STORY: Vast crowds gathered at an airport in Democratic Republic of Congo on Wednesday (February 1) for an open-air Mass with the Pope.
Local authorities estimated the numbers at more than a million people.
This is the first full day of Francis's visit to Congo, where roughly half the 90 million population are Roman Catholics.
It is also a country riven by armed conflicts that have driven millions of people into poverty.
Addressing the faithful, Francis urged a "great amnesty of the heart."
"We need to believe that we Christians are called to cooperate with everyone, to break the cycle of violence, to dismantle the machinations of hatred. Yes, Christians, sent by Christ, are called by definition to be a conscience of peace in our world."
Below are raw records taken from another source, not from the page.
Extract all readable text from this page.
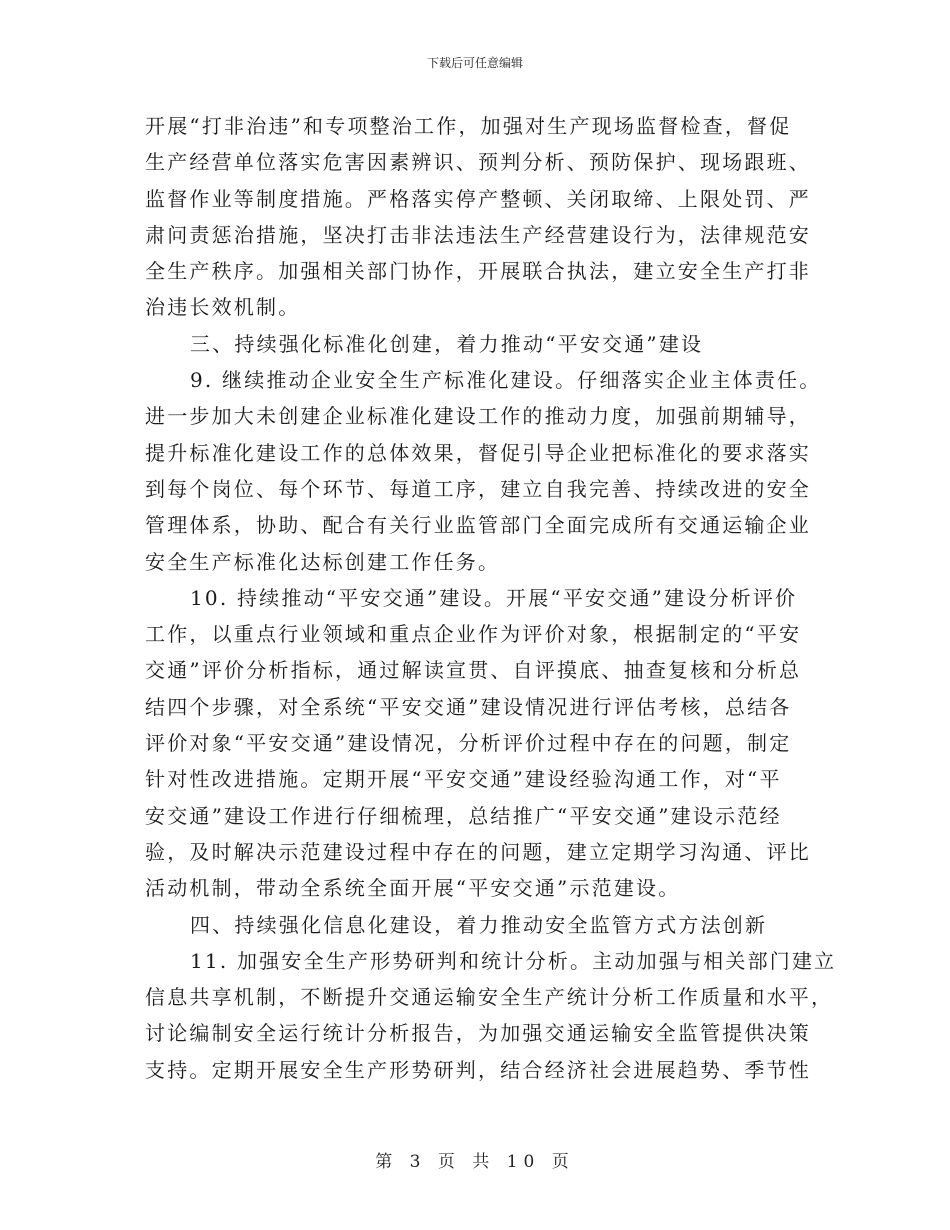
下载后可任意编辑
开展“打非治违”和专项整治工作，加强对生产现场监督检查，督促
生产经营单位落实危害因素辨识、预判分析、预防保护、现场跟班、
监督作业等制度措施。严格落实停产整顿、关闭取缔、上限处罚、严
肃问责惩治措施，坚决打击非法违法生产经营建设行为，法律规范安
全生产秩序。加强相关部门协作，开展联合执法，建立安全生产打非
治违长效机制。
三、持续强化标准化创建，着力推动“平安交通”建设
9. 继续推动企业安全生产标准化建设。仔细落实企业主体责任。
进一步加大未创建企业标准化建设工作的推动力度，加强前期辅导，
提升标准化建设工作的总体效果，督促引导企业把标准化的要求落实
到每个岗位、每个环节、每道工序，建立自我完善、持续改进的安全
管理体系，协助、配合有关行业监管部门全面完成所有交通运输企业
安全生产标准化达标创建工作任务。
10. 持续推动“平安交通”建设。开展“平安交通”建设分析评价
工作，以重点行业领域和重点企业作为评价对象，根据制定的“平安
交通”评价分析指标，通过解读宣贯、自评摸底、抽查复核和分析总
结四个步骤，对全系统“平安交通”建设情况进行评估考核，总结各
评价对象“平安交通”建设情况，分析评价过程中存在的问题，制定
针对性改进措施。定期开展“平安交通”建设经验沟通工作，对“平
安交通”建设工作进行仔细梳理，总结推广“平安交通”建设示范经
验，及时解决示范建设过程中存在的问题，建立定期学习沟通、评比
活动机制，带动全系统全面开展“平安交通”示范建设。
四、持续强化信息化建设，着力推动安全监管方式方法创新
11. 加强安全生产形势研判和统计分析。主动加强与相关部门建立
信息共享机制，不断提升交通运输安全生产统计分析工作质量和水平，
讨论编制安全运行统计分析报告，为加强交通运输安全监管提供决策
支持。定期开展安全生产形势研判，结合经济社会进展趋势、季节性
第 3 页 共 10 页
The United Nations says armed conflict has displaced 5.7 million people in Congo and left 26 million facing severe hunger.
More than half a million have been displaced in the country's east since March last year, when rebels from the M23 group launched a renewed offensive.
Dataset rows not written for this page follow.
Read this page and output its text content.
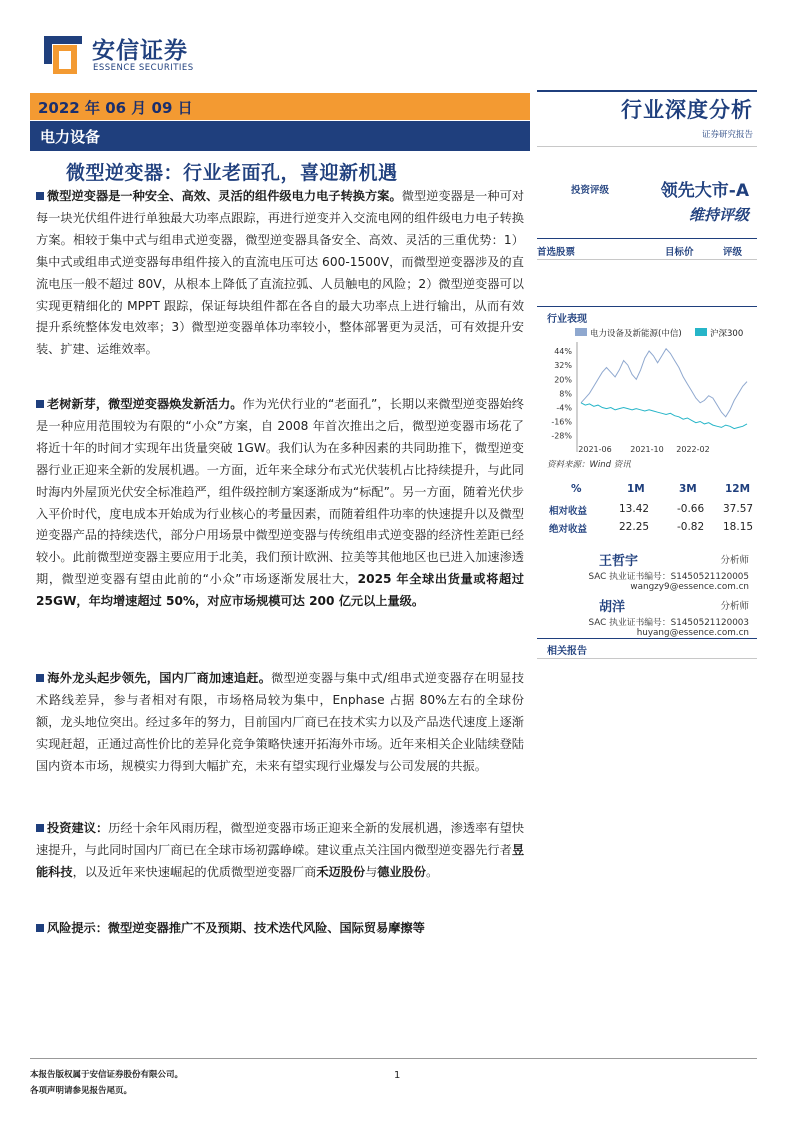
安信证券
ESSENCE SECURITIES
2022 年 06 月 09 日
电力设备
行业深度分析
证券研究报告
微型逆变器：行业老面孔，喜迎新机遇
微型逆变器是一种安全、高效、灵活的组件级电力电子转换方案。微型逆变器是一种可对每一块光伏组件进行单独最大功率点跟踪，再进行逆变并入交流电网的组件级电力电子转换方案。相较于集中式与组串式逆变器，微型逆变器具备安全、高效、灵活的三重优势：1）集中式或组串式逆变器每串组件接入的直流电压可达 600-1500V，而微型逆变器涉及的直流电压一般不超过 80V，从根本上降低了直流拉弧、人员触电的风险；2）微型逆变器可以实现更精细化的 MPPT 跟踪，保证每块组件都在各自的最大功率点上进行输出，从而有效提升系统整体发电效率；3）微型逆变器单体功率较小，整体部署更为灵活，可有效提升安装、扩建、运维效率。
老树新芽，微型逆变器焕发新活力。作为光伏行业的“老面孔”，长期以来微型逆变器始终是一种应用范围较为有限的“小众”方案，自 2008 年首次推出之后，微型逆变器市场花了将近十年的时间才实现年出货量突破 1GW。我们认为在多种因素的共同助推下，微型逆变器行业正迎来全新的发展机遇。一方面，近年来全球分布式光伏装机占比持续提升，与此同时海内外屋顶光伏安全标准趋严，组件级控制方案逐渐成为“标配”。另一方面，随着光伏步入平价时代，度电成本开始成为行业核心的考量因素，而随着组件功率的快速提升以及微型逆变器产品的持续迭代，部分户用场景中微型逆变器与传统组串式逆变器的经济性差距已经较小。此前微型逆变器主要应用于北美，我们预计欧洲、拉美等其他地区也已进入加速渗透期，微型逆变器有望由此前的“小众”市场逐渐发展壮大，2025 年全球出货量或将超过 25GW，年均增速超过 50%，对应市场规模可达 200 亿元以上量级。
海外龙头起步领先，国内厂商加速追赶。微型逆变器与集中式/组串式逆变器存在明显技术路线差异，参与者相对有限，市场格局较为集中，Enphase 占据 80%左右的全球份额，龙头地位突出。经过多年的努力，目前国内厂商已在技术实力以及产品迭代速度上逐渐实现赶超，正通过高性价比的差异化竞争策略快速开拓海外市场。近年来相关企业陆续登陆国内资本市场，规模实力得到大幅扩充，未来有望实现行业爆发与公司发展的共振。
投资建议：历经十余年风雨历程，微型逆变器市场正迎来全新的发展机遇，渗透率有望快速提升，与此同时国内厂商已在全球市场初露峥嵘。建议重点关注国内微型逆变器先行者昱能科技，以及近年来快速崛起的优质微型逆变器厂商禾迈股份与德业股份。
风险提示：微型逆变器推广不及预期、技术迭代风险、国际贸易摩擦等
投资评级	领先大市-A
维持评级
首选股票	目标价	评级
行业表现
电力设备及新能源(中信)	沪深300
44%
32%
20%
8%
-4%
-16%
-28%
2021-06 2021-10 2022-02
资料来源：Wind 资讯
%	1M	3M	12M
相对收益	13.42	-0.66 37.57
绝对收益	22.25	-0.82 18.15
王哲宇	分析师
SAC 执业证书编号：S1450521120005
wangzy9@essence.com.cn
胡洋	分析师
SAC 执业证书编号：S1450521120003
huyang@essence.com.cn
相关报告
本报告版权属于安信证券股份有限公司。
各项声明请参见报告尾页。
1
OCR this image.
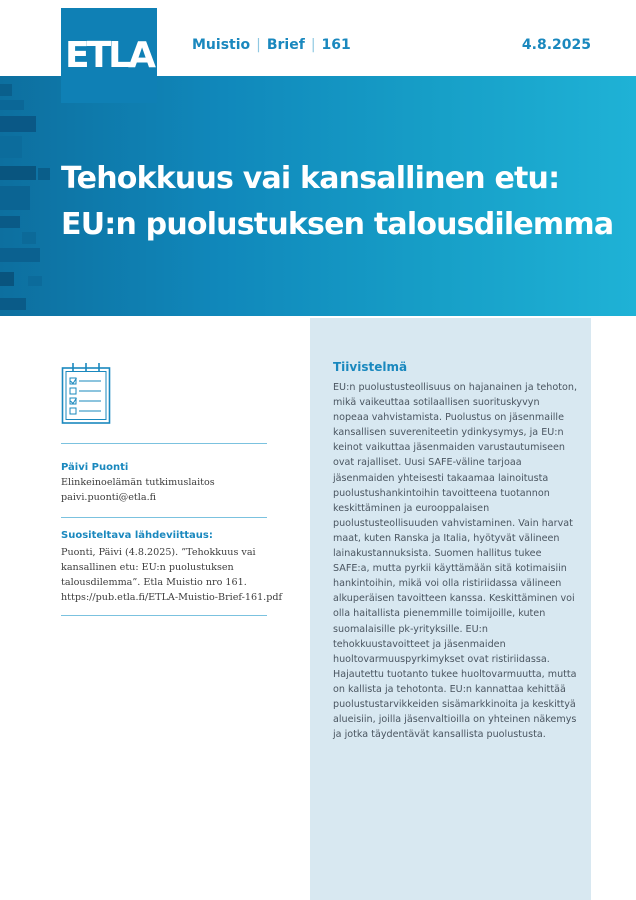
Muistio | Brief | 161	4.8.2025
ETLA
Tehokkuus vai kansallinen etu:
EU:n puolustuksen talousdilemma
Päivi Puonti
Elinkeinoelämän tutkimuslaitos
paivi.puonti@etla.fi
Suositeltava lähdeviittaus:

Puonti, Päivi (4.8.2025). ”Tehokkuus vai
kansallinen etu: EU:n puolustuksen
talousdilemma”. Etla Muistio nro 161.
https://pub.etla.fi/ETLA-Muistio-Brief-161.pdf

Tiivistelmä

EU:n puolustusteollisuus on hajanainen ja tehoton, mikä vaikeuttaa sotilaallisen suorituskyvyn nopeaa vahvistamista. Puolustus on jäsenmaille kansallisen suvereniteetin ydinkysymys, ja EU:n keinot vaikuttaa jäsenmaiden varustautumiseen ovat rajalliset. Uusi SAFE-väline tarjoaa jäsenmaiden yhteisesti takaamaa lainoitusta puolustushankintoihin tavoitteena tuotannon keskittäminen ja eurooppalaisen puolustusteollisuuden vahvistaminen. Vain harvat maat, kuten Ranska ja Italia, hyötyvät välineen lainakustannuksista. Suomen hallitus tukee SAFE:a, mutta pyrkii käyttämään sitä kotimaisiin hankintoihin, mikä voi olla ristiriidassa välineen alkuperäisen tavoitteen kanssa. Keskittäminen voi olla haitallista pienemmille toimijoille, kuten suomalaisille pk-yrityksille. EU:n tehokkuustavoitteet ja jäsenmaiden huoltovarmuuspyrkimykset ovat ristiriidassa. Hajautettu tuotanto tukee huoltovarmuutta, mutta on kallista ja tehotonta. EU:n kannattaa kehittää puolustustarvikkeiden sisämarkkinoita ja keskittyä alueisiin, joilla jäsenvaltioilla on yhteinen näkemys ja jotka täydentävät kansallista puolustusta.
At the mass, Kinshasa resident Christella Bola said her joy at the Pope's visit was "too huge."
“It is so marvellous that the Pope has come to visit and it will mean reconciliation for our country.”
Thousands of people had spent the night praying at the airport in the build up to the service.
Addressing Catholics and other Christians that may be involved in the fighting, Francis said that the Lord was telling them to "lay down your arms, embrace mercy."